The Slow Emergency
Antimicrobial resistance (AMR) creeps quietly—until it doesn’t. Routine infections become life-threatening; costs rise; trust erodes. AMR is fueled by over-prescription, non-prescription sales, self-medication, and poor infection prevention.
What I Learned Through COSTAR
In workshops with providers, we emphasized:
- Antibiogram-informed prescribing
- Stop-and-review points in treatment
- Patient counseling to avoid partial dosing and leftover sharing
We also supported community awareness: antibiotics don’t cure viral infections; adherence matters; pharmacies must respect regulations.
The Public Health Playbook
- Surveillance: Collect facility-level resistance patterns that feed national systems.
- Stewardship: Simple prescribing checklists at OPD level.
- Regulation: Enforce prescription-only antibiotic sales.

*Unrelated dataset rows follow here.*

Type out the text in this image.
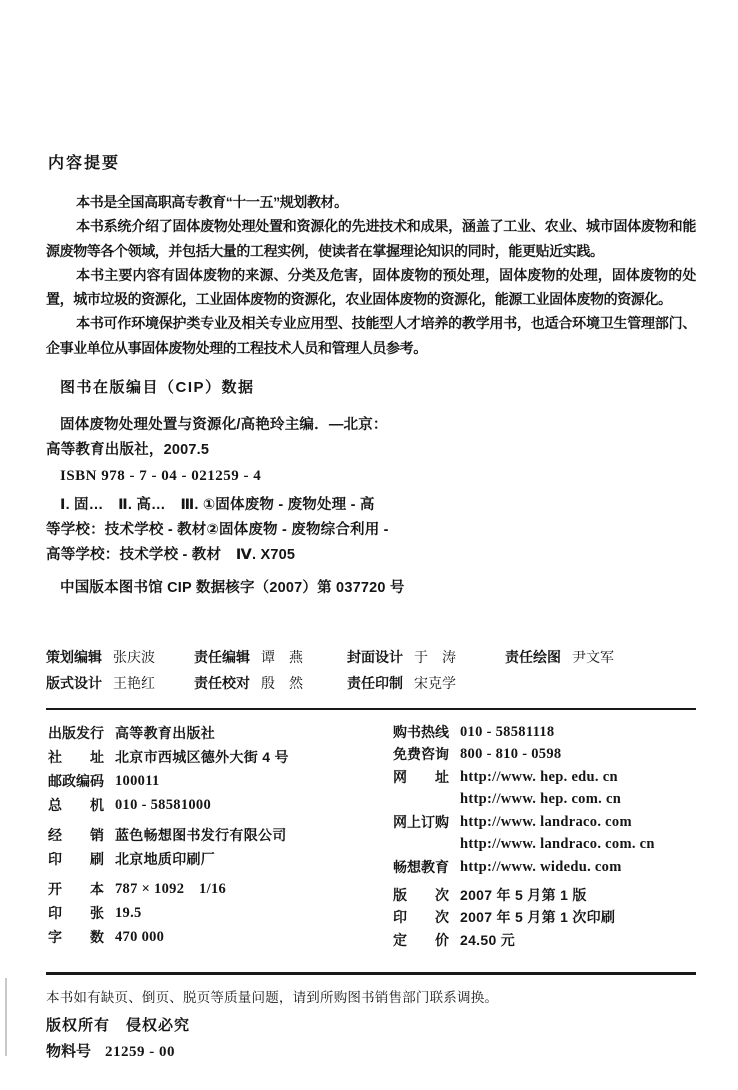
内容提要

本书是全国高职高专教育“十一五”规划教材。

本书系统介绍了固体废物处理处置和资源化的先进技术和成果，涵盖了工业、农业、城市固体废物和能源废物等各个领域，并包括大量的工程实例，使读者在掌握理论知识的同时，能更贴近实践。

本书主要内容有固体废物的来源、分类及危害，固体废物的预处理，固体废物的处理，固体废物的处置，城市垃圾的资源化，工业固体废物的资源化，农业固体废物的资源化，能源工业固体废物的资源化。

本书可作环境保护类专业及相关专业应用型、技能型人才培养的教学用书，也适合环境卫生管理部门、企事业单位从事固体废物处理的工程技术人员和管理人员参考。

图书在版编目（CIP）数据

固体废物处理处置与资源化/高艳玲主编．—北京：

高等教育出版社，2007.5

ISBN 978 - 7 - 04 - 021259 - 4

Ⅰ. 固…　Ⅱ. 高…　Ⅲ. ①固体废物 - 废物处理 - 高

等学校：技术学校 - 教材②固体废物 - 废物综合利用 -

高等学校：技术学校 - 教材　Ⅳ. X705

中国版本图书馆 CIP 数据核字（2007）第 037720 号

策划编辑 张庆波	责任编辑 谭　燕	封面设计 于　涛	责任绘图 尹文军
版式设计 王艳红	责任校对 殷　然	责任印制 宋克学
出版发行 高等教育出版社
社　　址 北京市西城区德外大街 4 号
邮政编码 100011
总　　机 010 - 58581000
经　　销 蓝色畅想图书发行有限公司
印　　刷 北京地质印刷厂
开　　本 787 × 1092　1/16
印　　张 19.5
字　　数 470 000
购书热线 010 - 58581118
免费咨询 800 - 810 - 0598
网　　址 http://www. hep. edu. cn
http://www. hep. com. cn
网上订购 http://www. landraco. com
http://www. landraco. com. cn
畅想教育 http://www. widedu. com
版　　次 2007 年 5 月第 1 版
印　　次 2007 年 5 月第 1 次印刷
定　　价 24.50 元

本书如有缺页、倒页、脱页等质量问题，请到所购图书销售部门联系调换。

版权所有　侵权必究

物料号 21259 - 00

- IPC Basics: Hand hygiene, sterilization, and waste management save more lives than we admit.
- Messaging: Clear, stigma-free, local-language education.
What Clinicians Tell Me
Time pressure and patient expectations are real. Stewardship tools must be lightweight, align with workflow, and show quick wins (e.g., fewer returns, lower drug costs).
Closing
AMR is not inevitable. With disciplined stewardship and honest communication, we can delay resistance and protect the miracle we take for granted.